Alternative Payment Models
CMS is making changes to some of its Alternative Payment Model (APM) programs to help participants during the PHE. For example, CMS is extending the length of the Comprehensive Care for Joint Replacement (CJR) model by three months. The performance year will now end on March 31, 2021 instead of on December 31, 2020.

CMS will also apply its extreme and uncontrollable circumstances policy to episodes that occur during the PHE. The policy currently applies only during major disaster declarations where a participant hospital and its beneficiaries are affected by natural disasters, such as, hurricanes, earthquakes, wildfires. CMS will apply the policy for episodes that were initiated since the PHE was declared on March 13th. However, CMS does not expect many CJR episodes during the PHE since hospitals have been asked to postpone elective procedures such as joint replacements.

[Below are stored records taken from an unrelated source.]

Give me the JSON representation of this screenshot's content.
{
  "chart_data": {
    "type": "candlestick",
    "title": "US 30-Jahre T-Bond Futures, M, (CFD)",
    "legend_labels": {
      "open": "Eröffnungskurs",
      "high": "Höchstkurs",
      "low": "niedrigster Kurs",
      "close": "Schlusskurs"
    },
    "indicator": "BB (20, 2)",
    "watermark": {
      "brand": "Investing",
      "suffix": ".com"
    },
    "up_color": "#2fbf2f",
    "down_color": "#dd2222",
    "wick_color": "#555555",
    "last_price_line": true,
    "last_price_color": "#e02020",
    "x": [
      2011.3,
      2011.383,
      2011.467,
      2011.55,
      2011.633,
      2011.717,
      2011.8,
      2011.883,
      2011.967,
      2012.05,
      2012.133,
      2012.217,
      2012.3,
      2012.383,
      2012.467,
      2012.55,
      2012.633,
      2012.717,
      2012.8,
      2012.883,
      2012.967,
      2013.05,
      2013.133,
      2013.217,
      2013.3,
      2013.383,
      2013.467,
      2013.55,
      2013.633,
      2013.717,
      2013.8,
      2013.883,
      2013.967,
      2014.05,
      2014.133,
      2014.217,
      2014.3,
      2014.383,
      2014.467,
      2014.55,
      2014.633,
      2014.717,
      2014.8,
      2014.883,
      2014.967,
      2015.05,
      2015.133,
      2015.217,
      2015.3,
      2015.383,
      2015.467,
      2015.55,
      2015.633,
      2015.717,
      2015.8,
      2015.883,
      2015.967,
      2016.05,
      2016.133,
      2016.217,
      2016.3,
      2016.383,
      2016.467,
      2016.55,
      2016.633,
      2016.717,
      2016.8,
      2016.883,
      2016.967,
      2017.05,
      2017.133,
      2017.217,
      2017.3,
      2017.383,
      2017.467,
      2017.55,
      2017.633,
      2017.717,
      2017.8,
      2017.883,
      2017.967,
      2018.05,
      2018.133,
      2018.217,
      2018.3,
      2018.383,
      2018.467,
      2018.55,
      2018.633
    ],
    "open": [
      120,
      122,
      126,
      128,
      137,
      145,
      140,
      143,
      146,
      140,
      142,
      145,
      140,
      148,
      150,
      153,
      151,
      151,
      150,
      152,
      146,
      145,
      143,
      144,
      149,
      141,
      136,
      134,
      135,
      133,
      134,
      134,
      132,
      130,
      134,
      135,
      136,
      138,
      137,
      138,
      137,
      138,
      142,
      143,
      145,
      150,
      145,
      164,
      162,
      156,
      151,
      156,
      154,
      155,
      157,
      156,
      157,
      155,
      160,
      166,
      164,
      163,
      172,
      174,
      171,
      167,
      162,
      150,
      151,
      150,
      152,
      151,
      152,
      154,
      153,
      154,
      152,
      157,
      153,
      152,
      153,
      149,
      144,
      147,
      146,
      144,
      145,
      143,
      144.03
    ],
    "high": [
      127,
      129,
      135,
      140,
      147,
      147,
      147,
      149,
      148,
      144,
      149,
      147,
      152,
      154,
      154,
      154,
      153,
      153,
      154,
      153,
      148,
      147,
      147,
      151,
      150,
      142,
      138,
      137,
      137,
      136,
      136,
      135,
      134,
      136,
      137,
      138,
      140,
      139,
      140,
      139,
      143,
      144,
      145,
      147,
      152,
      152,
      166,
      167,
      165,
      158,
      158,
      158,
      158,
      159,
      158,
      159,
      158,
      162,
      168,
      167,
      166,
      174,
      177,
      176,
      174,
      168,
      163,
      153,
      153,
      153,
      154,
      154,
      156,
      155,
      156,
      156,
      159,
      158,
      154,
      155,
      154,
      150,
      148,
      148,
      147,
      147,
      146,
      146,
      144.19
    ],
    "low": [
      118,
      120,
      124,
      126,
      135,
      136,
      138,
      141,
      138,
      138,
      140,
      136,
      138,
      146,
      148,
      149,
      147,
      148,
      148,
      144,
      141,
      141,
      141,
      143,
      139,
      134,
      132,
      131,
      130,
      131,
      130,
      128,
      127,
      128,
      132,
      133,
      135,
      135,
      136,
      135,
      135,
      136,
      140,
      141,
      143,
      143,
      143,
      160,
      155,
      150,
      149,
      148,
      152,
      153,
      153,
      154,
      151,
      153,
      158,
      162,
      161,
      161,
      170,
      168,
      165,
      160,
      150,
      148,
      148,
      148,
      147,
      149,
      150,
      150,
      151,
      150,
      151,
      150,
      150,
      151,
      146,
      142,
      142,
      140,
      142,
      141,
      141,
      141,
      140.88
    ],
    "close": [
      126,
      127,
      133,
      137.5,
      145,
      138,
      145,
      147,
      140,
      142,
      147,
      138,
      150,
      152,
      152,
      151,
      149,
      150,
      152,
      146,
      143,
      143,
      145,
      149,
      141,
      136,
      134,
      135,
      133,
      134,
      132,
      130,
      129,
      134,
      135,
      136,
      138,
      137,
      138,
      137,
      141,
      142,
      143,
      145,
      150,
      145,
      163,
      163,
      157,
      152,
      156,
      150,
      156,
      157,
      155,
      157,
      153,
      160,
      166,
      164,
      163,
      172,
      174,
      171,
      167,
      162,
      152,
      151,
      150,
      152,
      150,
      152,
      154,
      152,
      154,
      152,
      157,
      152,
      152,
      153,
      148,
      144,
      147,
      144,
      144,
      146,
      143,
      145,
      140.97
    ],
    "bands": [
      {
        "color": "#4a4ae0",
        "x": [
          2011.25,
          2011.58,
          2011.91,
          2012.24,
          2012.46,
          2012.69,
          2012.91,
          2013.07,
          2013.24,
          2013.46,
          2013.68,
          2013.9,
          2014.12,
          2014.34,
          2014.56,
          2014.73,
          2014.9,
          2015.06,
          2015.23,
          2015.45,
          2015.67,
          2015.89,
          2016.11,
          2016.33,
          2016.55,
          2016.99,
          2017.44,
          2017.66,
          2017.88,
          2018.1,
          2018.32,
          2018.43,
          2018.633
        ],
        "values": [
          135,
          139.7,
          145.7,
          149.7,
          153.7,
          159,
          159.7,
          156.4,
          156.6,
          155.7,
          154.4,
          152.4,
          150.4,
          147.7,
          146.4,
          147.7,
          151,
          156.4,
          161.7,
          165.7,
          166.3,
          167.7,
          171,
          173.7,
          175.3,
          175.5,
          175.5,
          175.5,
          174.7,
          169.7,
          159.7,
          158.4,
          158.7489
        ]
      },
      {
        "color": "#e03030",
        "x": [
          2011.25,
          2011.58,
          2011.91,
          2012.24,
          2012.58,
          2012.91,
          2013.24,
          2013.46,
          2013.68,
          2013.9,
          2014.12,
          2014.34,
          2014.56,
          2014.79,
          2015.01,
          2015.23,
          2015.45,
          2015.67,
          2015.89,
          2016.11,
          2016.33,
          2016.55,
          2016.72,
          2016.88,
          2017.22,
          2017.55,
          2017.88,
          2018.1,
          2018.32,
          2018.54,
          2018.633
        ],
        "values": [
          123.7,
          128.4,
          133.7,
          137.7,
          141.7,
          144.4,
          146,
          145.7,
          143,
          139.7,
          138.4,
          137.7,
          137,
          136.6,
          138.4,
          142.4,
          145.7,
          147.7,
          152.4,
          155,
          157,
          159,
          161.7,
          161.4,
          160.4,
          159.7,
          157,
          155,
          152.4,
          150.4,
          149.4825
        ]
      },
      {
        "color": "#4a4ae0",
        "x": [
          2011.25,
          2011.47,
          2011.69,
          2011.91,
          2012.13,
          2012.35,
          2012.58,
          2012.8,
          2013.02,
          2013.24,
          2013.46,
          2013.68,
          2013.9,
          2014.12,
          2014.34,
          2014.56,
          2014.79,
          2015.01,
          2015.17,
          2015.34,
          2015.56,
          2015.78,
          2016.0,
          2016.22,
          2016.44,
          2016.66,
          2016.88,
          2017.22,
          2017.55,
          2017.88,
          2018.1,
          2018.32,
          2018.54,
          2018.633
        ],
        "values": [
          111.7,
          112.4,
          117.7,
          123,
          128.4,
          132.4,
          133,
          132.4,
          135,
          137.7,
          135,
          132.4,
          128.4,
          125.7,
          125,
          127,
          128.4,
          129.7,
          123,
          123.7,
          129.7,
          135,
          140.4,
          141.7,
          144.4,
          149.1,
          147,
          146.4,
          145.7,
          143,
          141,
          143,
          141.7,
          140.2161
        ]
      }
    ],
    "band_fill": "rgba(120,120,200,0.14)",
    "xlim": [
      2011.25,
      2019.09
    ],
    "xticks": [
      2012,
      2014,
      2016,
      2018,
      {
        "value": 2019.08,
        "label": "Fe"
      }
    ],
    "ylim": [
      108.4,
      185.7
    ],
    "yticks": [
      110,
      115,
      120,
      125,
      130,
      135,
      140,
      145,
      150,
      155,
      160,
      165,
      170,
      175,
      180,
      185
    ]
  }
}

CMS is also applying its extreme and uncontrollable circumstances policy to Accountable Care Organizations (ACO) that participate in the Medicare Shared Savings Program (MSSP) for the duration of the PHE.

Hospitals Without Walls
To increase hospital capacity, CMS will pay healthcare systems and hospitals for inpatient hospital services provided in locations beyond their physical walls. Under CMS’s temporary new rules, hospitals will be able to transfer patients to outside facilities, such as ambulatory surgery centers, inpatient rehabilitation hospitals, hotels, and dormitories, while still receiving hospital payments under Medicare. For example, a healthcare system can use a hotel to take care of patients needing less intensive care while using its inpatient beds for COVID-19 patients. These alternative types of sites could provide services typically provided by hospitals such as cancer procedures, trauma surgeries, and other essential surgeries.

Advanced Payments for Part B Services
The IRF codifies a policy previously announced by CMS that it will allow providers to request three months of advanced payments. Advanced payments are usually intended to provide emergency short-term cash flow for providers who are affected by natural disasters.

Under the program, Medicare providers can receive payment for up to three months of Medicare payments. Providers can still bill for their services and will be paid as normal in addition to the advanced payments.

Providers will repay the advanced payments back 120 days later. At the end of the 120-day period, the automatic recoupment process will begin and every claim submitted by the provider/supplier will be offset from the new claims to repay the accelerated/advanced payment. Instead of receiving payment for newly submitted claims, the provider’s/supplier’s outstanding accelerated/advance payment balance is reduced by the claim payment amount.